Hugh Janes, adapted from the ghost stories of Charles Dickens
The Jack Studio Theatre
The Jack Studio Theatre
Adaptations of the work of Charles Dickens have long since been a staple panto alternative for Christmas theatregoers. If you like your ghost stories more spiced than moralising classic A Christmas Carol, then The Haunting is for you.
Dickens wrote more than two dozen ghost stories to feed the appetite of Victorians whose fascination in phantoms and the supernatural seemed limitless.

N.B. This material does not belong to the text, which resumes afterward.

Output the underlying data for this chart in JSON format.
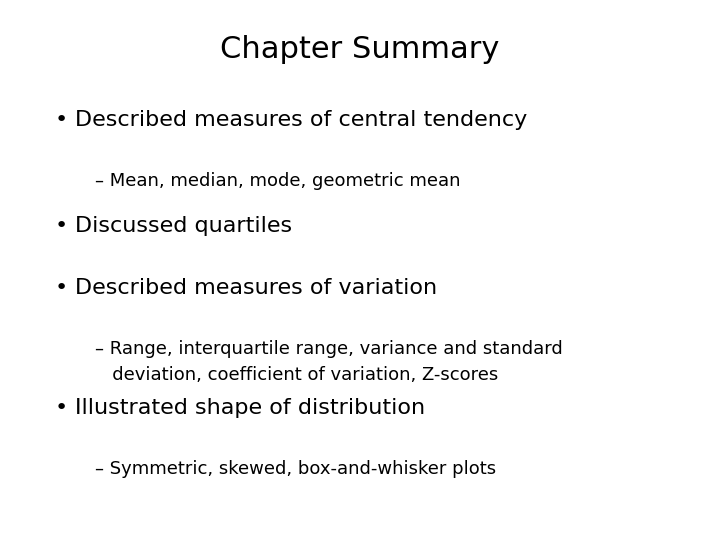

For The Haunting, which receives its London première at The Jack Studio Theatre, writer Hugh Janes has combined five of Dickens's ghost stories with excerpts from letters and biographical detail—Dickens was a member of paranormal research society the London Ghost Club—to assuage his own avid interest in the subject.
The Haunting is set in the time–honoured crumbling manor house surrounded by moors pockmarked by quicksand, miles from the village.

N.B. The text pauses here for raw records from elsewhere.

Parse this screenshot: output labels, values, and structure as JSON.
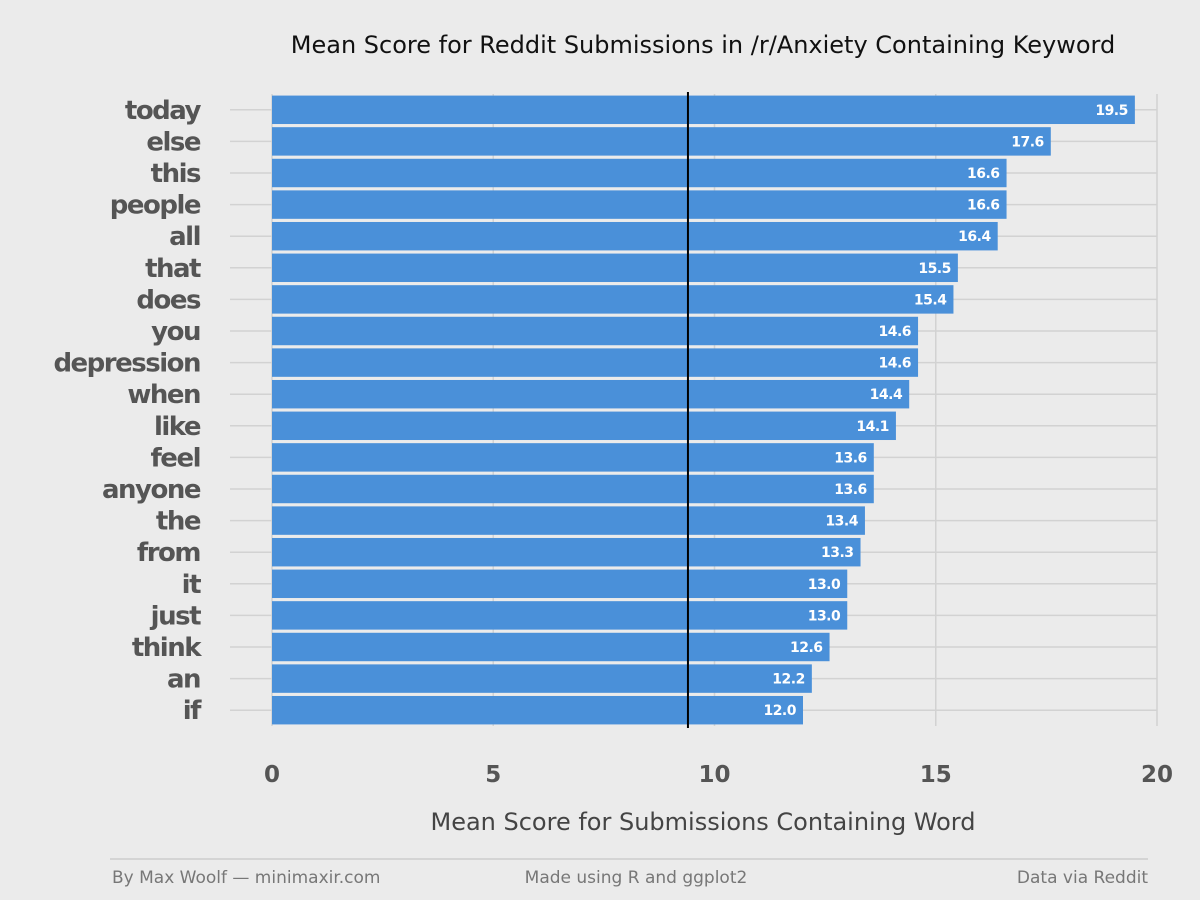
{
  "chart_data": {
    "type": "bar",
    "orientation": "horizontal",
    "title": "Mean Score for Reddit Submissions in /r/Anxiety Containing Keyword",
    "xlabel": "Mean Score for Submissions Containing Word",
    "ylabel": "",
    "categories": [
      "today",
      "else",
      "this",
      "people",
      "all",
      "that",
      "does",
      "you",
      "depression",
      "when",
      "like",
      "feel",
      "anyone",
      "the",
      "from",
      "it",
      "just",
      "think",
      "an",
      "if"
    ],
    "values": [
      19.5,
      17.6,
      16.6,
      16.6,
      16.4,
      15.5,
      15.4,
      14.6,
      14.6,
      14.4,
      14.1,
      13.6,
      13.6,
      13.4,
      13.3,
      13.0,
      13.0,
      12.6,
      12.2,
      12.0
    ],
    "value_labels": [
      "19.5",
      "17.6",
      "16.6",
      "16.6",
      "16.4",
      "15.5",
      "15.4",
      "14.6",
      "14.6",
      "14.4",
      "14.1",
      "13.6",
      "13.6",
      "13.4",
      "13.3",
      "13.0",
      "13.0",
      "12.6",
      "12.2",
      "12.0"
    ],
    "xlim": [
      0,
      20
    ],
    "xticks": [
      0,
      5,
      10,
      15,
      20
    ],
    "xtick_labels": [
      "0",
      "5",
      "10",
      "15",
      "20"
    ],
    "reference_line": 9.4,
    "grid": true,
    "legend": "none",
    "colors": {
      "bar": "#4a90d9",
      "background": "#ebebeb",
      "grid": "#d2d2d2",
      "reference": "#000000"
    }
  },
  "footer": {
    "left": "By Max Woolf — minimaxir.com",
    "center": "Made using R and ggplot2",
    "right": "Data via Reddit"
  }
}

Antiquarian book dealer David Filde finds himself summoned from London to value the collection of rare books in the now forsaken Library by the now owner of the house, the young Lord Gray.
As sole heir, he has returned to the house after many years to settle his late father's debts and lives there alone. Or does he?
The two men could not be more different. Grey views everything with cold rationality, is haughty and considers that "literature is the buttress of pedantry".
Lover of all books, Filde on the other hand is artistic, suggestible and modest but able to stand his ground and it is he who makes Grey accept that there are strange goings-on.
A curious friendship develops as the two work together, as Grey puts it, "the cynic and the credulous hand in hand in ignorance," to solve the mysteries of the house, whose train is littered with red herrings, clues and frights.
Jack artistic director Kate Bannister directs a returning team in The Haunting, Jamie Laird who plays Lord Grey was in 2012 Christmas spook The Ghost Train and Robert Durbin was in the recent charming production of A Cool Million.
Durbin is engaging in the more characterful role of the enthusiastic impromptu sleuth but Laird gives Grey more than just an icy exterior when the situation demands.
Lighting and sound designers William Ingham and Philip Matejtschuk shroud Karl Swinyard's evocative set with all the trappings to enhance Bannister's build-up of tension and atmosphere that ensure The Haunting delivers its punches.